ECLI:NL:RBDHA:2021:2500
Rechtbank Den Haag
- Voorlopige voorziening
- B.F.Th. de Roos
- Rechtspraak.nl
Afwijzing verzoek voorlopige voorziening asielaanvraag
In deze zaak heeft de voorzieningenrechter van de Rechtbank Den Haag op 4 maart 2021 uitspraak gedaan in een verzoek om een voorlopige voorziening in het kader van een asielaanvraag. De verzoeker, vertegenwoordigd door zijn gemachtigde mr. K.P.E. van Tulden, had beroep ingesteld tegen een besluit van de staatssecretaris van Justitie en Veiligheid, die de asielaanvraag op 29 december 2020 had afgewezen als kennelijk ongegrond. Tijdens de zitting, die plaatsvond in Breda, is verzoeker niet verschenen, terwijl de staatssecretaris zich liet vertegenwoordigen door mr. E. van Hoof.
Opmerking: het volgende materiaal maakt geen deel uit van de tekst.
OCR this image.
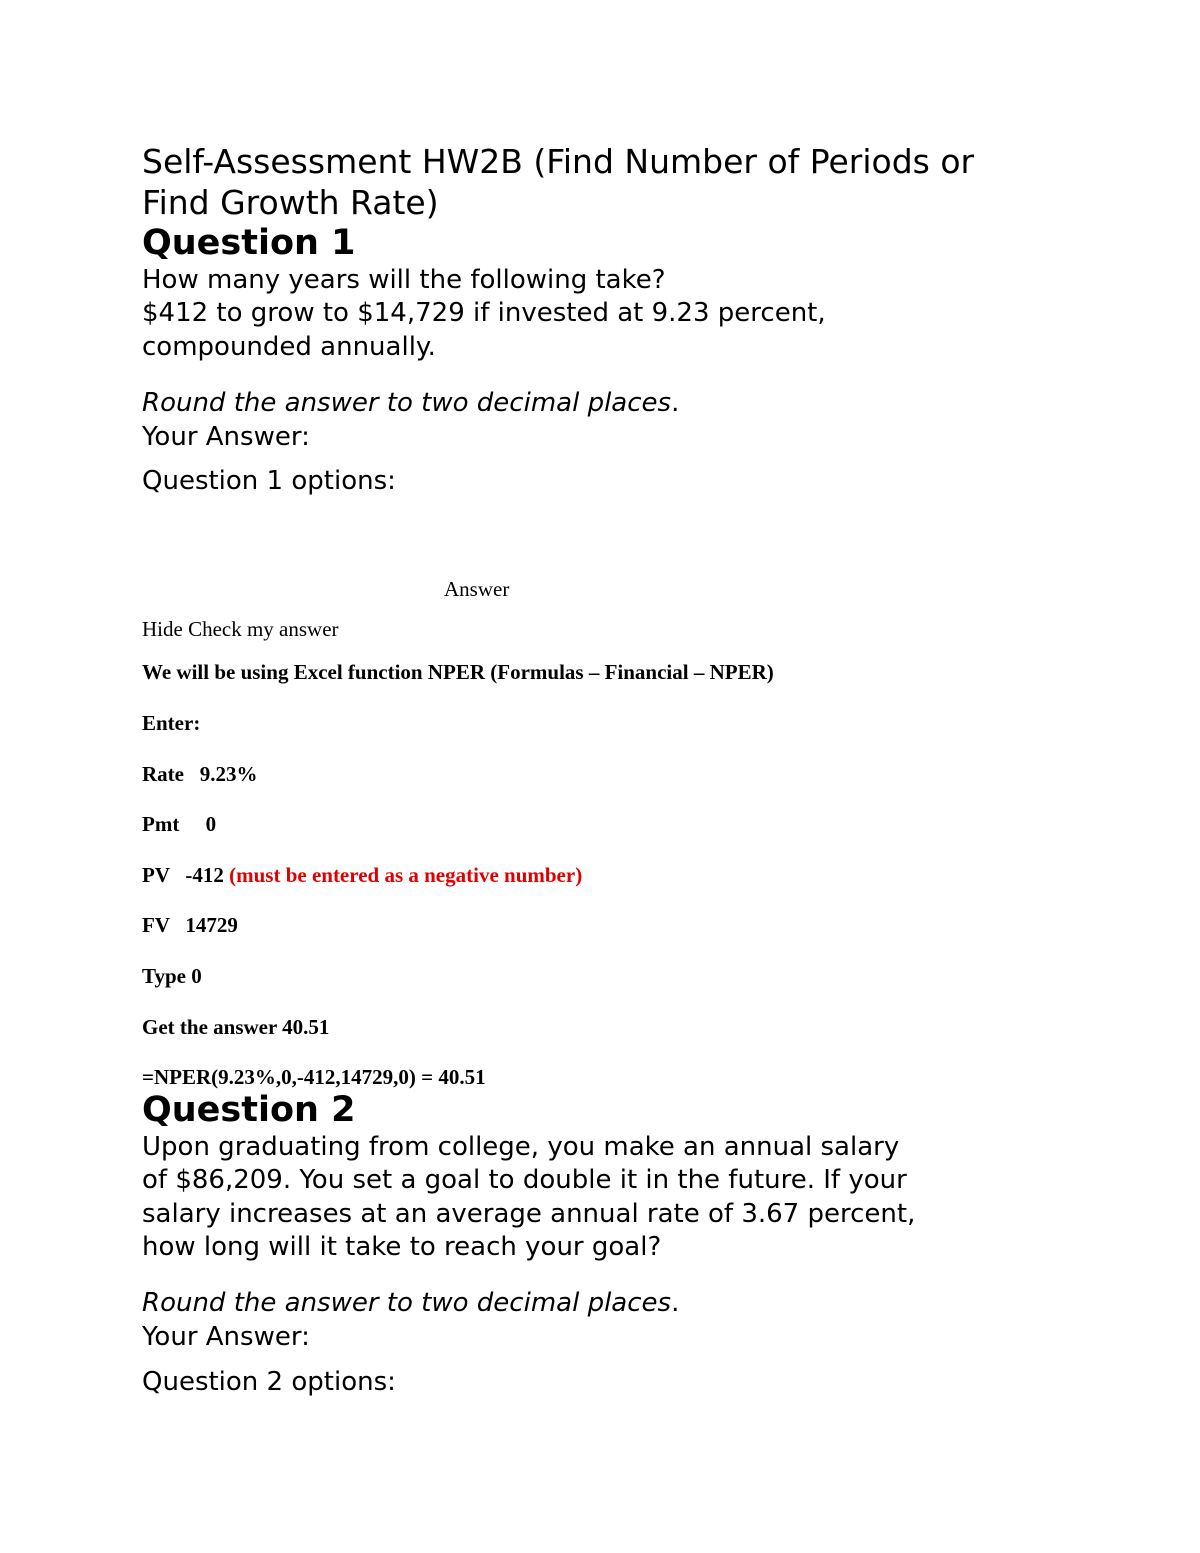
Self-Assessment HW2B (Find Number of Periods or

Find Growth Rate)

Question 1

How many years will the following take?

$412 to grow to $14,729 if invested at 9.23 percent,

compounded annually.

Round the answer to two decimal places.

Your Answer:

Question 1 options:

Answer

Hide Check my answer

We will be using Excel function NPER (Formulas – Financial – NPER)

Enter:

Rate   9.23%

Pmt     0

PV   -412 (must be entered as a negative number)

FV   14729

Type 0

Get the answer 40.51

=NPER(9.23%,0,-412,14729,0) = 40.51

Question 2

Upon graduating from college, you make an annual salary

of $86,209. You set a goal to double it in the future. If your

salary increases at an average annual rate of 3.67 percent,

how long will it take to reach your goal?

Round the answer to two decimal places.

Your Answer:

Question 2 options:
De voorzieningenrechter heeft na de behandeling van de zaak ter zitting onmiddellijk uitspraak gedaan. In de uitspraak werd het verzoek om een voorlopige voorziening afgewezen. De voorzieningenrechter overwoog dat er reeds een uitspraak was gedaan in een andere zaak (NL21.83) die betrekking had op het beroep van verzoeker, en dat dit de reden was om het verzoek om voorlopige voorziening af te wijzen. Daarnaast werd er geen aanleiding gezien voor een proceskostenveroordeling.
De uitspraak is openbaar uitgesproken en is bekendgemaakt op dezelfde dag. Tegen deze uitspraak staat geen hoger beroep of verzet open.